I
hate Geometry...I mean I know I'm supposed to do...I really am...but I just can't bring myself to do...my blog is calling and needs to be fed! But...yes onward and upward. I don't rightly know what comes out on my blog...ever...you know at first I start something then it just comes together...it is pretty cool. I mean like right now I'm not thinking of anything just what is going on in my blog....okay so I'm debating if I do my Geometry or just diddly dattle for the next hour...but I'm going with doing my Geometry...of course not for a while...I don't rightly know though...see there I go again not posting anything of importance..but yet it makes me content knowing that people are getting to know that there is more to me than what is going on on the outside.
Hollie doesn't rightly know what she is thinking about...I used to do that all the time...no it is "I don't rightly know." and "Bloody Hell" maybe I'll pick up the 3rd person again...I mean I know it annoys people...but I happen to like it...so you either like it or lump it.
I just got an idea. But...I'm going to have a thought of the day...and a question of the day...just to get a little sneak peek at what people think about everything I have to say. Okay...well I still got time to kill and it looks like I only got like 3 questions to do on my Geometry...so I figure I will be fine. I wonder how I got smart? I mean there are so many people that don't know a thing...they don't get good grades and do give a flying #@ (I'm trying to cut down on curse words)! So...how did little old Hollie get to be so smart? I mean I'm sorry to admit this..but my dad can't read cuz he has some kind of LD. I feel so bad for him cuz everyone thinks he is stupid..but the fact is when it comes to machines...he is like a top dog. He made his own bike like when he was 8 and learned to drive at like 12...he is really a nice guy and I wish I had a closer relationship with him cuz I barely got a father figure in my life (unless you count Evan...but I still thinks he's a woman [no..that doesn't make my mom a lesbian]) I don't know it is just so hard for him and me and I don't know...but I just wish for one day I could be dumb as a box of rocks...cuz then I would know that I'm special...I know that kind of sounds bad..but it is true...I feel for stupid people..I mean honestly stupid people get to do everthing...they get extensions on projects, only have to go to college for 2 years, and get the easy classes...boy I wish I was stupid...but then you got to think...even with those easy classes and stuff stupid people got to fight for just a C average...how sad is that...in my eyes a C is like failing...my family has brought my brothers and I up on that...we think a C is like falling off the face of the earth...I mean...I don't know...but it is just so hard for me to think about being stupid...I'm kinda glad I'm smart...cuz I get to get bigger and better things out of it. Boy I'm kinda selfish.

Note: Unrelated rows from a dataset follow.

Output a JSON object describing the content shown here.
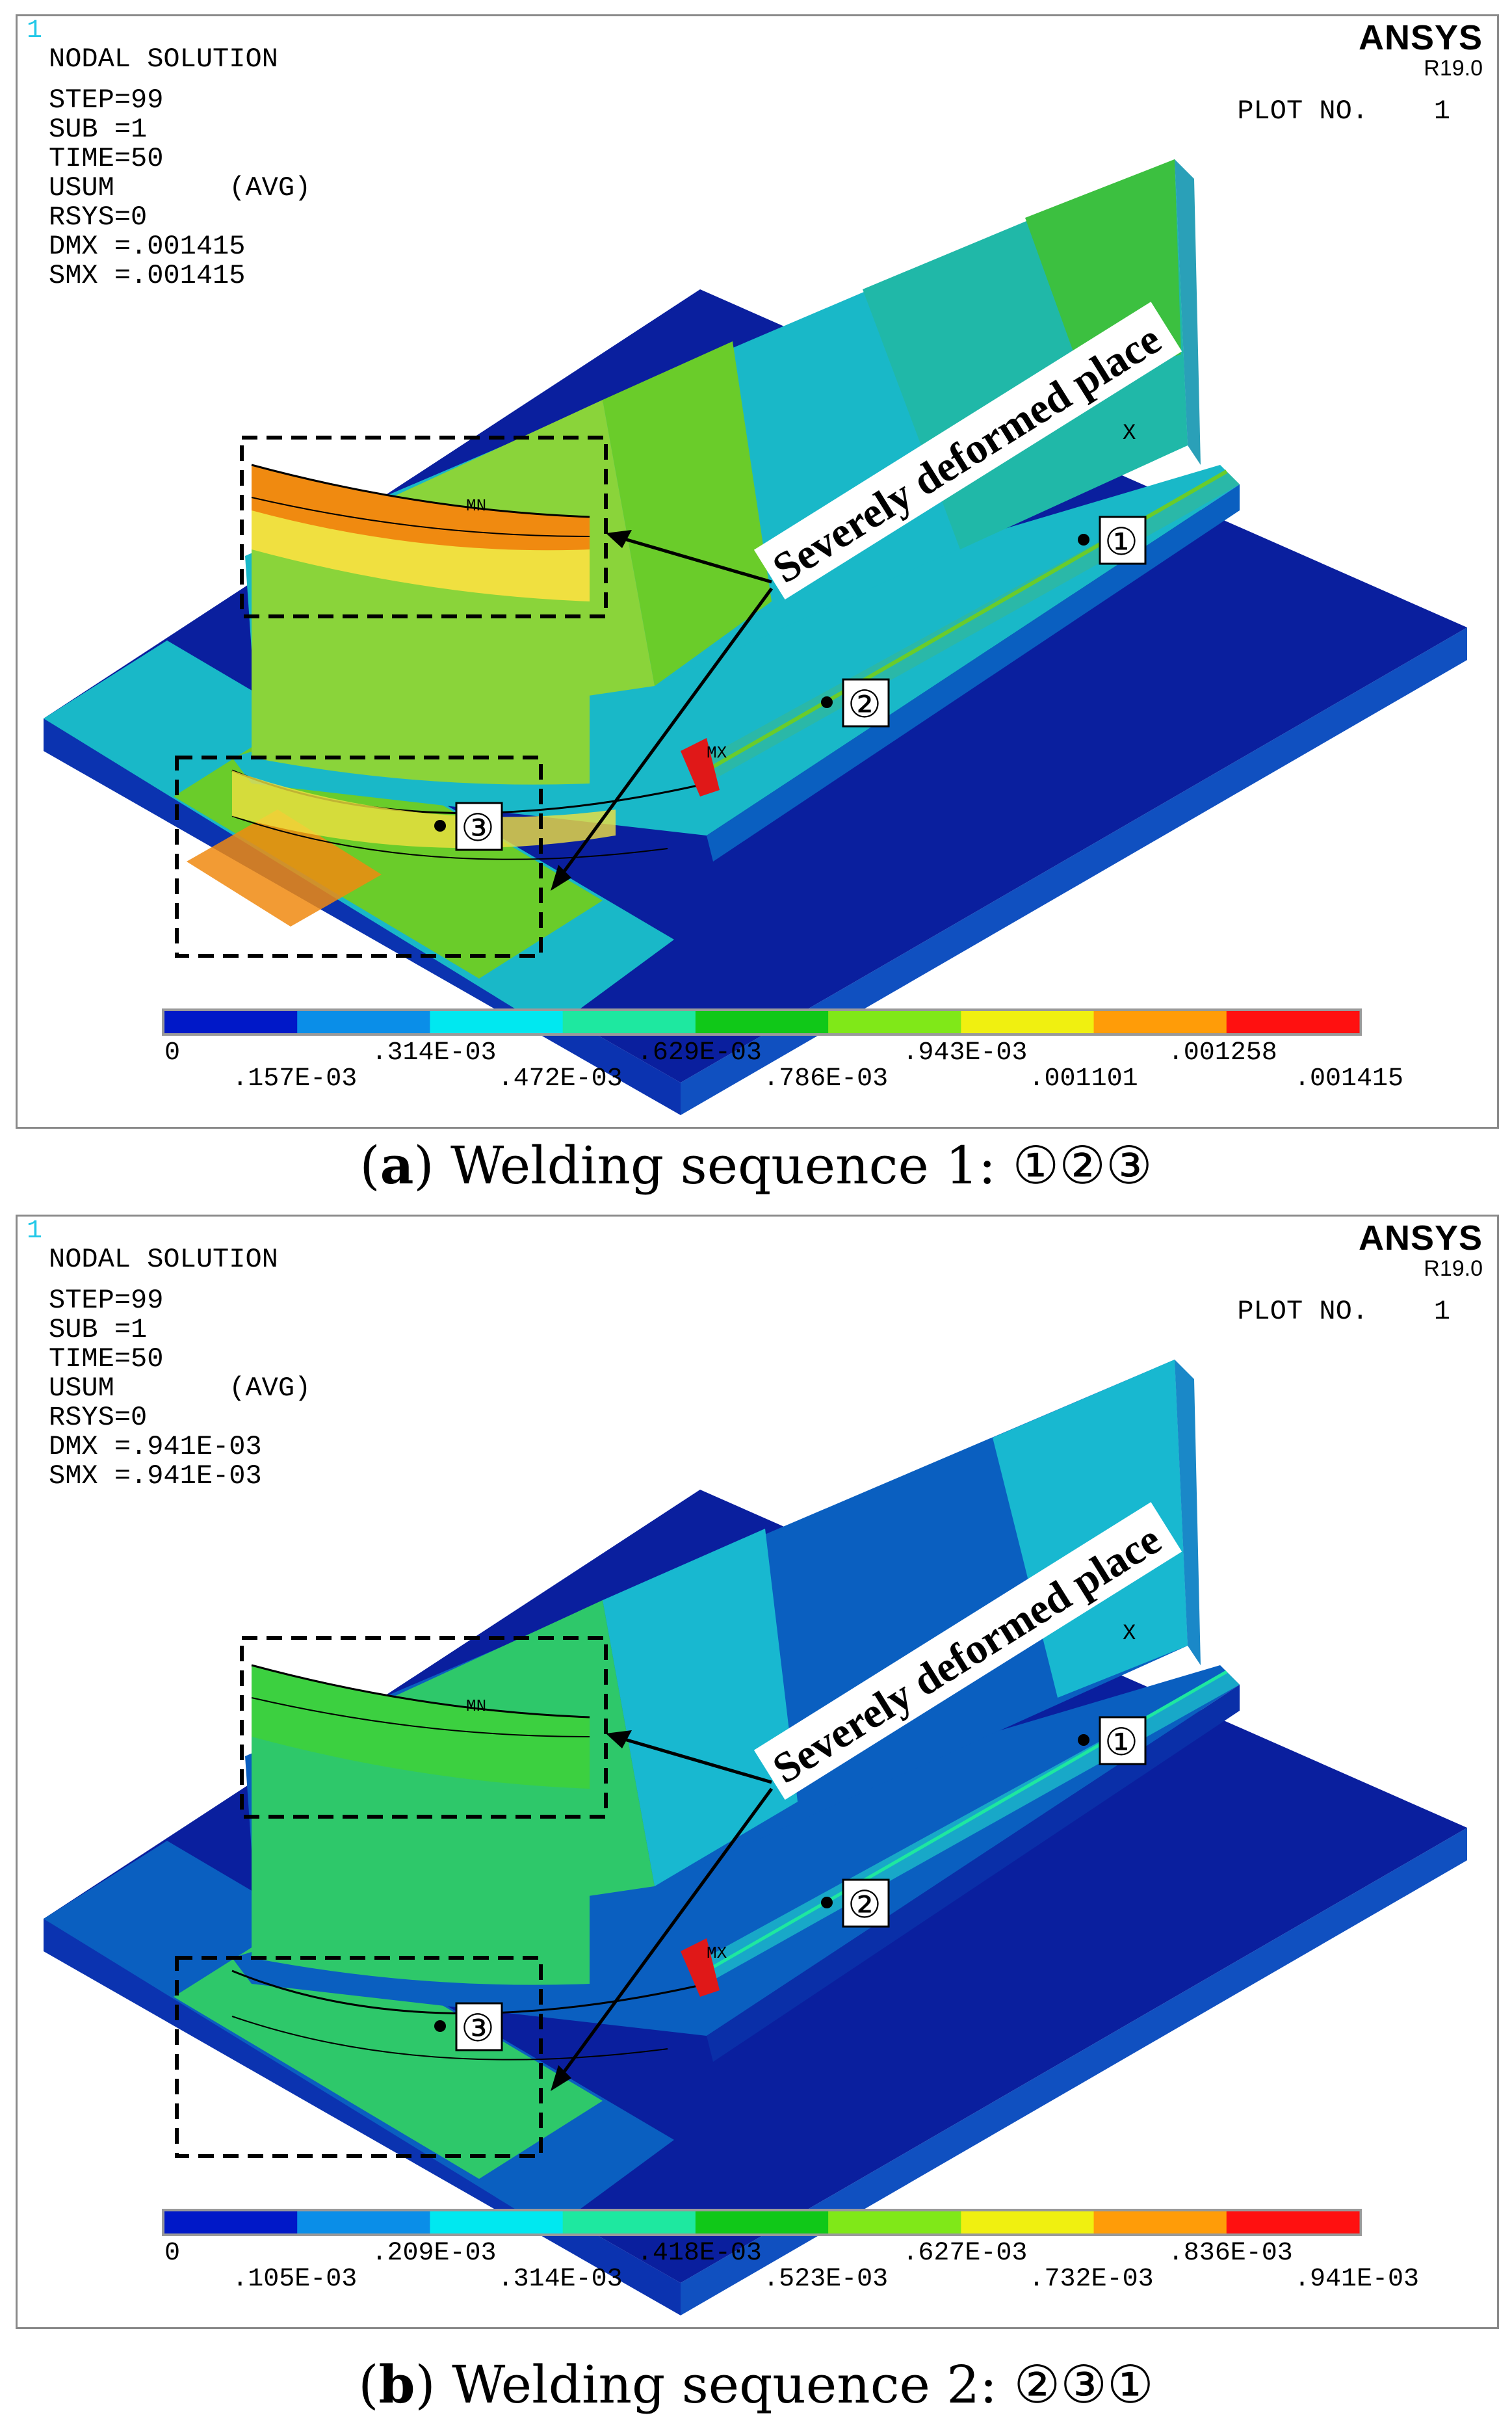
{
  "panels": [
    {
      "fig_index": "1",
      "info": [
        "NODAL SOLUTION",
        "STEP=99",
        "SUB =1",
        "TIME=50",
        "USUM       (AVG)",
        "RSYS=0",
        "DMX =.001415",
        "SMX =.001415"
      ],
      "brand": "ANSYS",
      "version": "R19.0",
      "plot_no": "PLOT NO.    1",
      "annotation": "Severely deformed place",
      "points": [
        "①",
        "②",
        "③"
      ],
      "mx_label": "MX",
      "mn_label": "MN",
      "x_label": "X",
      "legend_ticks_top": [
        "0",
        ".314E-03",
        ".629E-03",
        ".943E-03",
        ".001258"
      ],
      "legend_ticks_bottom": [
        ".157E-03",
        ".472E-03",
        ".786E-03",
        ".001101",
        ".001415"
      ],
      "colors": {
        "plate": "#0a1f9e",
        "flange_mid": "#19b8c8",
        "web_top": "#6acc2a",
        "wall": "#8ad43a",
        "hot": "#f08a10",
        "weld": "#2ab8a8"
      },
      "caption_label": "a",
      "caption_text": ") Welding sequence 1:  ①②③"
    },
    {
      "fig_index": "1",
      "info": [
        "NODAL SOLUTION",
        "STEP=99",
        "SUB =1",
        "TIME=50",
        "USUM       (AVG)",
        "RSYS=0",
        "DMX =.941E-03",
        "SMX =.941E-03"
      ],
      "brand": "ANSYS",
      "version": "R19.0",
      "plot_no": "PLOT NO.    1",
      "annotation": "Severely deformed place",
      "points": [
        "①",
        "②",
        "③"
      ],
      "mx_label": "MX",
      "mn_label": "MN",
      "x_label": "X",
      "legend_ticks_top": [
        "0",
        ".209E-03",
        ".418E-03",
        ".627E-03",
        ".836E-03"
      ],
      "legend_ticks_bottom": [
        ".105E-03",
        ".314E-03",
        ".523E-03",
        ".732E-03",
        ".941E-03"
      ],
      "colors": {
        "plate": "#0a1f9e",
        "flange_mid": "#0a5fc0",
        "web_top": "#18b8d0",
        "wall": "#2ec86a",
        "hot": "#3cd040",
        "weld": "#18a8c8"
      },
      "caption_label": "b",
      "caption_text": ") Welding sequence 2: ②③①"
    }
  ],
  "legend_colors": [
    "#0018c8",
    "#0a8ee8",
    "#00e8f0",
    "#1ee8a0",
    "#10c818",
    "#80e818",
    "#f0f010",
    "#ff9c08",
    "#ff1010"
  ]
}
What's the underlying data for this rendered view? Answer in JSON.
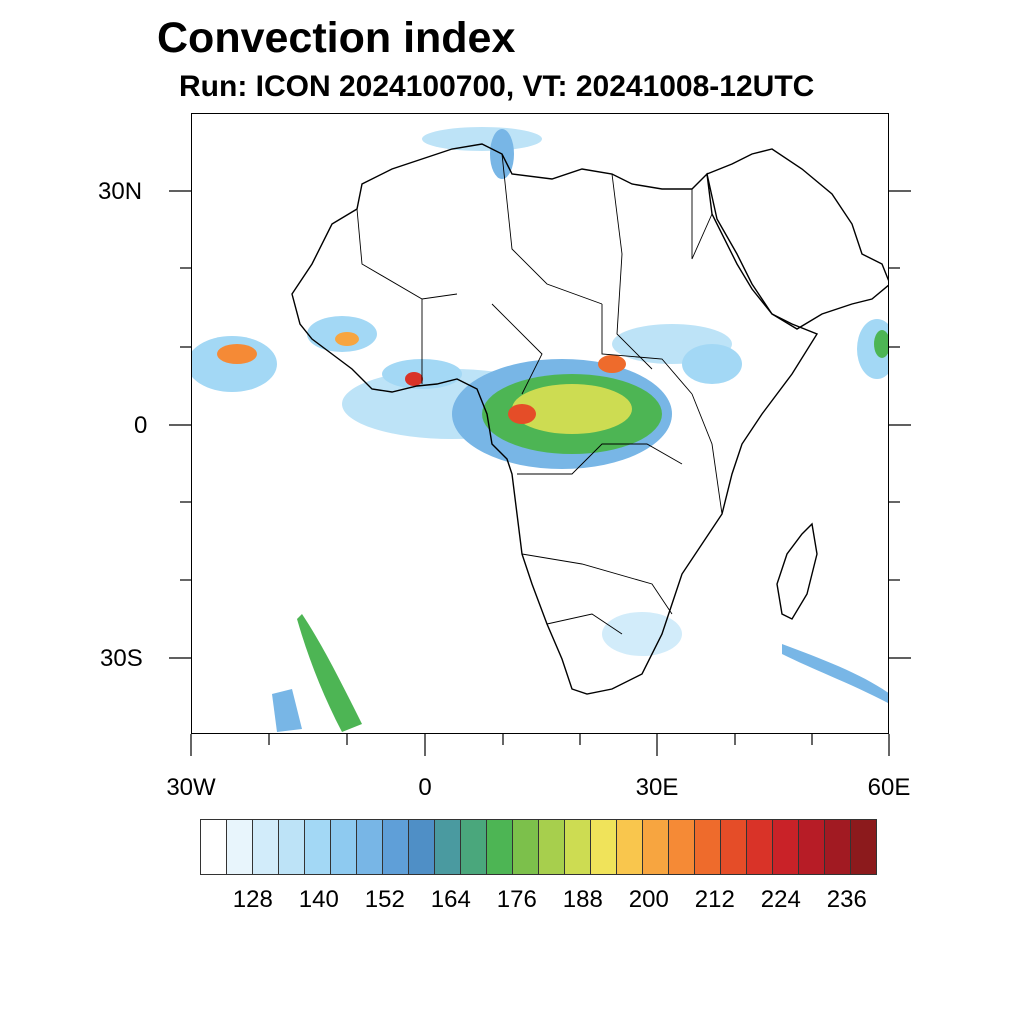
{
  "header": {
    "title": "Convection index",
    "subtitle": "Run: ICON 2024100700,  VT: 20241008-12UTC"
  },
  "map": {
    "extent": {
      "lon_min": -30,
      "lon_max": 60,
      "lat_min": -40,
      "lat_max": 40
    },
    "lat_labels": [
      {
        "lat": 30,
        "text": "30N"
      },
      {
        "lat": 0,
        "text": "0"
      },
      {
        "lat": -30,
        "text": "30S"
      }
    ],
    "lon_labels": [
      {
        "lon": -30,
        "text": "30W"
      },
      {
        "lon": 0,
        "text": "0"
      },
      {
        "lon": 30,
        "text": "30E"
      },
      {
        "lon": 60,
        "text": "60E"
      }
    ],
    "colors": {
      "land_outline": "#000000",
      "ocean": "#ffffff"
    }
  },
  "legend": {
    "colors": [
      "#ffffff",
      "#e8f5fc",
      "#d2ecfa",
      "#bde3f7",
      "#a3d8f5",
      "#8ecaf0",
      "#78b6e6",
      "#5f9fd8",
      "#4f8fc6",
      "#4a9aa0",
      "#4aa77c",
      "#4db554",
      "#7cc04b",
      "#a7cf4d",
      "#cddc52",
      "#f0e35a",
      "#f9c64d",
      "#f7a540",
      "#f58a36",
      "#ee6b2c",
      "#e54d28",
      "#d93328",
      "#c92228",
      "#b71c26",
      "#a11a22",
      "#8c1a1c"
    ],
    "labels": [
      "128",
      "140",
      "152",
      "164",
      "176",
      "188",
      "200",
      "212",
      "224",
      "236"
    ]
  }
}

You know what I don't like...sluts...that is right I hate sluts and personally we have one to many in our school. And you want to know the funny thing..she is in my class and is friends with me...now I know Suzie is friends with this slut..and I don't know if Suzie will tell this slut to look at my blog..but it is my blog and if the slut sees it then she knows how I feel and realzie this
"DUDE YOU ARE A SLUT AND YOU NEED TO QUIT BEING A SLUT...CUZ DID YOU KNOW THAT 1 IN 3 PEOPLE WILL GET HIV BY THE TIME THERE ARE 21? AND DUDE YOU ARE GETTING A LITTLE CLOSE WITH TOO MANY PEOPLE AND YOU ARE CHEATING ON YOUR BOYFRIEND...DUDE IF YOU WERE ANYTHING NEAR SOMETHING I WOULD WASTE MY TIME ON...I WOULD BEAT YOU TO A PULP AND THEN KICK YOU AGAIN...CUZ YOU ARE NOTHING BUT A TWO-BIT SCANK!"